Uma operação deflagrada nesta quinta-feira (20) investiga um suposto esquema envolvendo créditos indevidos de ICMS que pode ter causado prejuízo superior a R$ 500 milhões aos cofres públicos. A investigação envolve empresas ligadas à Baly Brasil, fabricante de energéticos sediada em Tubarão e que prepara uma importante expansão de suas operações em Araranguá, no Sul de Santa Catarina.
Batizada de Operação Labirinto Fiscal, a ação é conduzida pelo Grupo de Atuação Especial de Combate às Organizações Criminosas (Gaeco), do Ministério Público de Santa Catarina, em apoio à 6ª Promotoria de Justiça de Criciúma.
Ao todo, foram cumpridos 13 mandados de busca e apreensão em Tubarão (SC) e Manaus (AM).
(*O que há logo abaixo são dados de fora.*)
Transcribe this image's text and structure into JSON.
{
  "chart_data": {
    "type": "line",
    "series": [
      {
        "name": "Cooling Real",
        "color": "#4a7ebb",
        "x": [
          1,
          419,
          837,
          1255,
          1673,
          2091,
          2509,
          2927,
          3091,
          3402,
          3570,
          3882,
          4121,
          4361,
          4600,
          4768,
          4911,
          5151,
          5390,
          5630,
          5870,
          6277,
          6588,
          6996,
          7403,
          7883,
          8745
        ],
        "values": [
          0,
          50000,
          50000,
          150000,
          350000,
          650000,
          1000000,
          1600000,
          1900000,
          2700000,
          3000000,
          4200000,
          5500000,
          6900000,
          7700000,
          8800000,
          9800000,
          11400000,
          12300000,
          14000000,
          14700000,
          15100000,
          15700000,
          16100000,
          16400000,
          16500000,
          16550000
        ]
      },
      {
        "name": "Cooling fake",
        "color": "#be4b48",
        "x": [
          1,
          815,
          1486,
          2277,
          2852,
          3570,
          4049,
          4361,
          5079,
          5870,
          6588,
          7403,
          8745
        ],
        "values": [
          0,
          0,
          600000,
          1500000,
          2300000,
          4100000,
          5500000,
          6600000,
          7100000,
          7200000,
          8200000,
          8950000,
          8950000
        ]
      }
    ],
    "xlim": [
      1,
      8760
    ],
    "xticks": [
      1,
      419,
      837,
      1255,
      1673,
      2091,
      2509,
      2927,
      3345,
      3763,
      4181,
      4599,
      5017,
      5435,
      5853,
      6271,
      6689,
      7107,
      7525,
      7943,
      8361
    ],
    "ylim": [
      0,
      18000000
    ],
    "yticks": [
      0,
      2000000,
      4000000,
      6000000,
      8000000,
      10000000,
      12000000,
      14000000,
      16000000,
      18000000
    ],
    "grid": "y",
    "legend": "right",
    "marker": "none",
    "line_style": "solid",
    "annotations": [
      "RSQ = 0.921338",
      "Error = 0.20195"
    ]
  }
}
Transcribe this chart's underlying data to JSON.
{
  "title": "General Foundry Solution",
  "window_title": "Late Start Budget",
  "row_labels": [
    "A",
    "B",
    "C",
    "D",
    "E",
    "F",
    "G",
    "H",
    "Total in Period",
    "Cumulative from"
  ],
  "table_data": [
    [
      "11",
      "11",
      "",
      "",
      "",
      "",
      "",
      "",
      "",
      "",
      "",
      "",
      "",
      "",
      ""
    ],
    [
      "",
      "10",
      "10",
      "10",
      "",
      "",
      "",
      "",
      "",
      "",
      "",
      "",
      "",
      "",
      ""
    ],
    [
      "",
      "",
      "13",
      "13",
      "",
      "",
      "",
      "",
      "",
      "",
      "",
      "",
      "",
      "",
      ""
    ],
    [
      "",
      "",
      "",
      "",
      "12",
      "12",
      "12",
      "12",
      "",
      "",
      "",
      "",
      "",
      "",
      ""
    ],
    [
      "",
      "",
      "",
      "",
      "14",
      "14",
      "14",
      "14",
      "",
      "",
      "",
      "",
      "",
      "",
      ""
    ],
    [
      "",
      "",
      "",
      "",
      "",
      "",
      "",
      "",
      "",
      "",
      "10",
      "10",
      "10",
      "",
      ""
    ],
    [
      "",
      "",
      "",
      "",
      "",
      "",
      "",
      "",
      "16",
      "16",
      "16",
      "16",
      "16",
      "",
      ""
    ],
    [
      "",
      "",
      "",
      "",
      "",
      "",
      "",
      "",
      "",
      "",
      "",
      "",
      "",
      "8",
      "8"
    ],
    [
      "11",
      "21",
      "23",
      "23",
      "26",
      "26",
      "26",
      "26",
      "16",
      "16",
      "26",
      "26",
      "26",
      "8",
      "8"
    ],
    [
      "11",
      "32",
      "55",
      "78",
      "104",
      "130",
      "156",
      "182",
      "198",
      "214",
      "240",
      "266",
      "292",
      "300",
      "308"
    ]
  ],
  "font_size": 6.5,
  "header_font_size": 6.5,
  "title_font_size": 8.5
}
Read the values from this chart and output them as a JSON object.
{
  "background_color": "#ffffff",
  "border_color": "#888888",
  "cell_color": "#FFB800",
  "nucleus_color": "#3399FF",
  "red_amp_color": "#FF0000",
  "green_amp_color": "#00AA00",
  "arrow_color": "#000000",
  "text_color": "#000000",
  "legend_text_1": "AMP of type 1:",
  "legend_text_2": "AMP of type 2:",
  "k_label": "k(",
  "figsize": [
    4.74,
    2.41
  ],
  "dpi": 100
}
A investigação apura suspeitas de crimes contra a ordem tributária e lavagem de capitais.
Baly adquiriu parque industrial de 500 mil m² em Araranguá
Embora os mandados tenham sido cumpridos em Tubarão e Manaus, a investigação chama atenção também em Araranguá, município escolhido pela Baly para uma das principais etapas de seu plano de expansão.
A fabricante adquiriu na cidade um parque industrial de aproximadamente 500 mil metros quadrados. O investimento faz parte da estratégia da companhia para ampliar sua capacidade produtiva.
A Baly produziu mais de 550 milhões de litros em 2025 e projeta alcançar capacidade de 1 bilhão de litros a partir de 2026.
Fundada em Tubarão, a empresa faturou R$ 1,8 bilhão em 2025 e terminou o ano na liderança do mercado brasileiro de energéticos em volume vendido, segundo a EXAME. Para 2026, a projeção é atingir R$ 2,5 bilhões em faturamento.
A presença da companhia em Araranguá, portanto, coloca o município diretamente no mapa da expansão de uma das maiores fabricantes de energéticos do país.
O que está sendo investigado
Segundo o Ministério Público, empresas vinculadas ao mesmo grupo econômico teriam realizado operações comerciais interestaduais com valores supostamente superfaturados.
A suspeita é de que insumos fornecidos por uma empresa localizada em Manaus fossem comercializados por valores artificialmente elevados para uma fabricante em Santa Catarina. Dessa forma, os valores maiores poderiam ampliar os créditos de ICMS registrados.
A Secretaria de Estado da Fazenda estima que as irregularidades investigadas possam ter provocado prejuízo superior a R$ 500 milhões.
Em Manaus, as buscas ocorreram na Fruts Indústria de Concentrados da Amazônia. Conforme a EXAME, os sócios-administradores Dayane Titon Cardoso e Mario Junior Cardoso também fazem parte da gestão da Baly.
O advogado tributarista Jailson Pereira, representante da Fruts e da Bebidas Grassi, engarrafadora da Baly, afirmou à EXAME que as empresas não são devedoras de tributos e que a operação teve como objetivo coletar documentos para analisar as transações entre as companhias.
A defesa também contesta a suspeita de superfaturamento e afirma que características próprias do processo produtivo poderiam justificar preços diferentes dos praticados no mercado.
Empresa se manifesta
Em posicionamento divulgado à EXAME, a Fruts afirmou ter recebido a operação com surpresa e declarou atuar em conformidade com a legislação tributária brasileira.
A empresa sustenta que os benefícios fiscais utilizados são previstos na legislação e reconhecidos pelos órgãos competentes. Também informou que permanece à disposição das autoridades para prestar esclarecimentos e colaborar com as investigações.
Os documentos, equipamentos e demais materiais apreendidos serão submetidos à perícia.
Não há informação, na reportagem da EXAME, de que o parque industrial adquirido pela Baly em Araranguá tenha sido alvo dos mandados. As medidas mencionadas na operação ocorreram em Tubarão e Manaus. As suspeitas permanecem sob investigação.